Nah seriously..... The body tends to fight infection off with the introduction of pain. The longer you waait and think the pain will go away; it gets worse. I had something similar in my pubic region once ( ingrown hair ). It got bad and fortunately I had the good sense to boil a needle and pop it and squeeze out the pus with the infected hair. I'm william wallace in a mask dude.

Pues, feel better with your one arm and have a happy new year

Peace Dawg

Matthew Charles Siegel said...

What, exactly, did you have in mind as far as an alternative to anti-perspirant? I guess my question is, what exactly, was causing the problem? Something in the deodorant? The irritation caused by applying deodorant? The rebellious nature of your inner hippie just trying to get out? I'm sure I know of something...just lemme know....Happy New Year papi! See ya in 2005!....MCS

Dyanna said...

1. Stop picking on meeeee! (whine)
2. Men and their refusal to see doctors.
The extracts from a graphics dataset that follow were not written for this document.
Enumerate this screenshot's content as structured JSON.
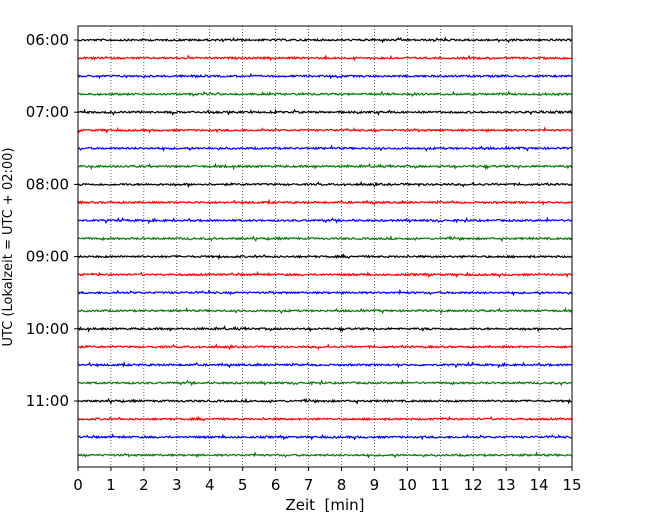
{
  "chart_data": {
    "type": "line",
    "title": "",
    "xlabel": "Zeit  [min]",
    "ylabel": "UTC (Lokalzeit = UTC + 02:00)",
    "xlim": [
      0,
      15
    ],
    "x_ticks": [
      0,
      1,
      2,
      3,
      4,
      5,
      6,
      7,
      8,
      9,
      10,
      11,
      12,
      13,
      14,
      15
    ],
    "x_tick_labels": [
      "0",
      "1",
      "2",
      "3",
      "4",
      "5",
      "6",
      "7",
      "8",
      "9",
      "10",
      "11",
      "12",
      "13",
      "14",
      "15"
    ],
    "y_tick_labels": [
      "06:00",
      "07:00",
      "08:00",
      "09:00",
      "10:00",
      "11:00"
    ],
    "grid": "vertical dotted",
    "trace_interval_minutes": 15,
    "color_cycle": [
      "#000000",
      "#ff0000",
      "#0000ff",
      "#008000"
    ],
    "traces": [
      {
        "start": "06:00"
      },
      {
        "start": "06:15"
      },
      {
        "start": "06:30"
      },
      {
        "start": "06:45"
      },
      {
        "start": "07:00"
      },
      {
        "start": "07:15"
      },
      {
        "start": "07:30"
      },
      {
        "start": "07:45"
      },
      {
        "start": "08:00"
      },
      {
        "start": "08:15"
      },
      {
        "start": "08:30"
      },
      {
        "start": "08:45"
      },
      {
        "start": "09:00"
      },
      {
        "start": "09:15"
      },
      {
        "start": "09:30"
      },
      {
        "start": "09:45"
      },
      {
        "start": "10:00"
      },
      {
        "start": "10:15"
      },
      {
        "start": "10:30"
      },
      {
        "start": "10:45"
      },
      {
        "start": "11:00"
      },
      {
        "start": "11:15"
      },
      {
        "start": "11:30"
      },
      {
        "start": "11:45"
      }
    ]
  }
}
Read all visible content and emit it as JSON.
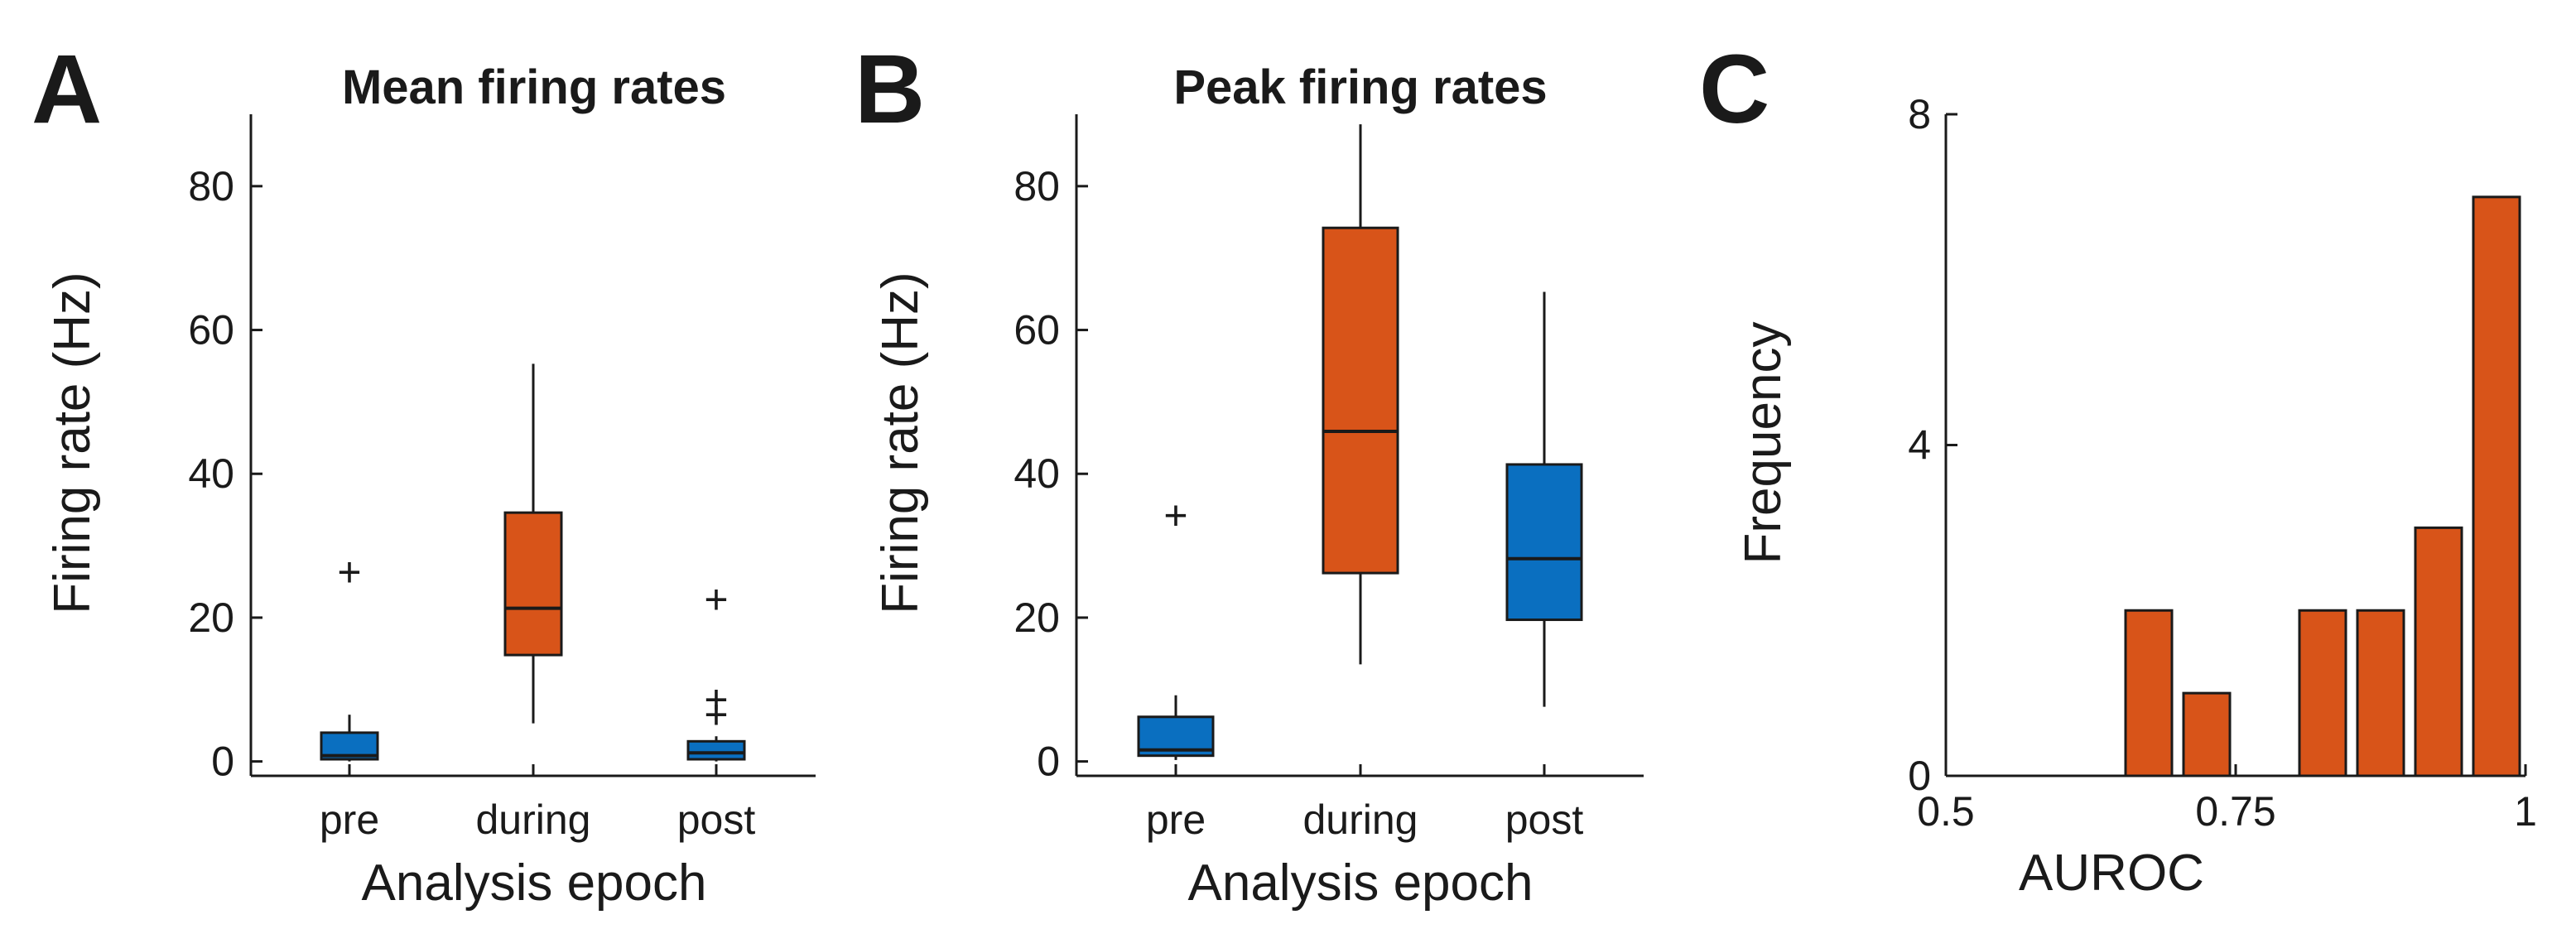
{
  "colors": {
    "pre": "#0a6fc0",
    "during": "#d85419",
    "post": "#0a6fc0",
    "bar": "#d85419",
    "ink": "#1a1a1a"
  },
  "chart_data": [
    {
      "id": "A",
      "panel_letter": "A",
      "type": "box",
      "title": "Mean firing rates",
      "xlabel": "Analysis epoch",
      "ylabel": "Firing rate (Hz)",
      "ylim": [
        -2,
        90
      ],
      "yticks": [
        0,
        20,
        40,
        60,
        80
      ],
      "ytick_labels": [
        "0",
        "20",
        "40",
        "60",
        "80"
      ],
      "categories": [
        "pre",
        "during",
        "post"
      ],
      "boxes": [
        {
          "label": "pre",
          "color_key": "pre",
          "q1": 0.3,
          "median": 0.8,
          "q3": 4,
          "whisker_low": 0,
          "whisker_high": 6.5,
          "outliers": [
            26.3
          ]
        },
        {
          "label": "during",
          "color_key": "during",
          "q1": 14.8,
          "median": 21.3,
          "q3": 34.6,
          "whisker_low": 5.3,
          "whisker_high": 55.3,
          "outliers": []
        },
        {
          "label": "post",
          "color_key": "post",
          "q1": 0.3,
          "median": 1.2,
          "q3": 2.8,
          "whisker_low": 0,
          "whisker_high": 3.5,
          "outliers": [
            6.5,
            8.6,
            22.5
          ]
        }
      ]
    },
    {
      "id": "B",
      "panel_letter": "B",
      "type": "box",
      "title": "Peak firing rates",
      "xlabel": "Analysis epoch",
      "ylabel": "Firing rate (Hz)",
      "ylim": [
        -2,
        90
      ],
      "yticks": [
        0,
        20,
        40,
        60,
        80
      ],
      "ytick_labels": [
        "0",
        "20",
        "40",
        "60",
        "80"
      ],
      "categories": [
        "pre",
        "during",
        "post"
      ],
      "boxes": [
        {
          "label": "pre",
          "color_key": "pre",
          "q1": 0.8,
          "median": 1.6,
          "q3": 6.2,
          "whisker_low": 0.2,
          "whisker_high": 9.2,
          "outliers": [
            34.2
          ]
        },
        {
          "label": "during",
          "color_key": "during",
          "q1": 26.2,
          "median": 45.9,
          "q3": 74.2,
          "whisker_low": 13.5,
          "whisker_high": 88.6,
          "outliers": []
        },
        {
          "label": "post",
          "color_key": "post",
          "q1": 19.7,
          "median": 28.2,
          "q3": 41.3,
          "whisker_low": 7.6,
          "whisker_high": 65.3,
          "outliers": []
        }
      ]
    },
    {
      "id": "C",
      "panel_letter": "C",
      "type": "bar",
      "title": "",
      "xlabel": "AUROC",
      "ylabel": "Frequency",
      "xlim": [
        0.5,
        1.0
      ],
      "ylim": [
        0,
        8
      ],
      "xticks": [
        0.5,
        0.75,
        1.0
      ],
      "xtick_labels": [
        "0.5",
        "0.75",
        "1"
      ],
      "yticks": [
        0,
        4,
        8
      ],
      "ytick_labels": [
        "0",
        "4",
        "8"
      ],
      "bin_width": 0.05,
      "bin_centers": [
        0.675,
        0.725,
        0.825,
        0.875,
        0.925,
        0.975
      ],
      "values": [
        2,
        1,
        2,
        2,
        3,
        7
      ]
    }
  ]
}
Sheesh!
3. What about that au naturale Crystal stuff I've seen around? I hear it works.

Sorry you're walking wounded. Feel better!

philwest said...

Ow. And ow.

Whole Foods has some tea tree oil type-stuff in stick form that's supposed to do the trick. I, of course, am almost as sweaty as Robert Karimi, so I have to use regular deodorant and sort of hope for the best.

Good luck with it. And no "raising the roof" for you for two weeks.

Dan Diaz said...

Guy,
Sorry to hear about your experience. Here's a suggestion for you, try using talcum powder. I've used it before in a pinch. It could buy you some time until you find a perminate replacement.

beXn said...

Guy,
2 inch bananas sound terrifying, especially growing out of the body! Glad to hear the ordeal is over. I like the Kiss My Face Liquid Rock deodorant. Apparently it's a liquid version of those crystal rock things, sometimes called "Thai deodorant stones," which i thought was some exotifying label but i was informed that people really use them in Thailand.

mckibbens said...

ohmifuckinglord,

guy?!?!?
that's terrible! i'm gonna go research that right now. so sorry to hear your new year was ass, too.

man.

Hellman Jackson said...

That is intensely fucking gross. But, you know, coulda been the groin, so consider yourself lucky... just another reason to wonder what the hell is happening to people's bodies as a result of the weird shit we are all exposed to. And where you live, there is a LOT of dubious stuff in the land and water even before you start applying it directly to your skin.